Pre-Anesthetic Checkup Components
A comprehensive pre-anesthetic evaluation must include medical record review, patient interview, focused physical examination (airway, lungs, heart, vital signs), and selective laboratory testing based on clinical indications—not routine screening—with timing determined by surgical invasiveness and patient disease severity. 1
Core Components of the Pre-Anesthetic Assessment
Medical Record Review
The pre-anesthetic evaluation begins with assessment of readily accessible medical records, which should document: 1
- Current diagnoses and medical conditions affecting anesthetic risk 1
- All medications including dosing, potential drug interactions, and perioperative adjustments needed 2
- Alternative therapies and supplements the patient is taking 1
- Previous anesthetic history, particularly any airway difficulties or adverse reactions 2
- Cardiac rhythm management devices (pacemakers/ICDs) with device type and pacemaker dependency 2
Patient Interview and History
The interview must specifically screen for: 2
- Obstructive sleep apnea: Ask about snoring, apneic episodes, frequent arousals, morning headaches, and daytime somnolence 2
- Allergy history: Document previous anaphylactic reactions, latex allergy (especially in high-risk groups: atopy, spina bifida, multiple surgeries, healthcare workers, fruit allergies), and drug allergies 2
- Cardiovascular and respiratory disease as these are most commonly associated with increased anesthetic risk 3
Focused Physical Examination
At minimum, the physical examination must include assessment of the airway, lungs, and heart with documentation of vital signs. 1 Specifically evaluate: 1, 2
- Airway assessment: Nasopharyngeal characteristics, neck circumference, tonsil size, tongue volume 2
- Pulmonary examination: Auscultation of the lungs 1
- Cardiovascular examination 1
- Musculoskeletal abnormalities: Osteoarthritis, kyphoscoliosis, fixed flexion deformities 2
- Baseline oxygen saturation in patients with suspected sleep-disordered breathing 2
Laboratory Testing Strategy
Routine preoperative tests ordered without specific clinical indication provide minimal value and should be avoided. 1, 4 Order tests only when clinically indicated: 2, 4
Complete Blood Count (CBC)
- Patients with diseases increasing anemia risk 2
- History of anemia 2
- Anticipated significant perioperative blood loss 2
- Consider pre-operative transfusion if Hb <9 g/dL, or Hb <10 g/dL with ischemic heart disease history 2
Electrolytes and Creatinine
Glucose Testing
- High risk for undiagnosed diabetes 2
Coagulation Studies (PT, aPTT, Platelet Count)

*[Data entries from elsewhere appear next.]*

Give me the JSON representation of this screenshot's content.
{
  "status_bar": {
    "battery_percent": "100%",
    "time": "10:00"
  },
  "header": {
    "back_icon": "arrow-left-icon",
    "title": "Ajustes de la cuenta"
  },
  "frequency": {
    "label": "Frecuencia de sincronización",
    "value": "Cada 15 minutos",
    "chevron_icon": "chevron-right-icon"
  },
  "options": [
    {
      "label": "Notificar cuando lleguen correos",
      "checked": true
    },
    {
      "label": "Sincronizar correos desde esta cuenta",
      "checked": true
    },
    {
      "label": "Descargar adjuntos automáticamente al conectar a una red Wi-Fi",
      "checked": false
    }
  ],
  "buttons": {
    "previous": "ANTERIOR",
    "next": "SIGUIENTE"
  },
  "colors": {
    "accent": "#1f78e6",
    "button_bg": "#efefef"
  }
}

- History of bleeding disorders 2
- Medical conditions predisposing to coagulopathy 2
- Current anticoagulant therapy 2
Electrocardiogram
The ASA guidelines note that routine ECGs show abnormalities in 7.0-42.7% of cases but lead to clinical management changes in only 9.1% of abnormal findings. 1 Order ECGs based on specific clinical indications rather than routinely.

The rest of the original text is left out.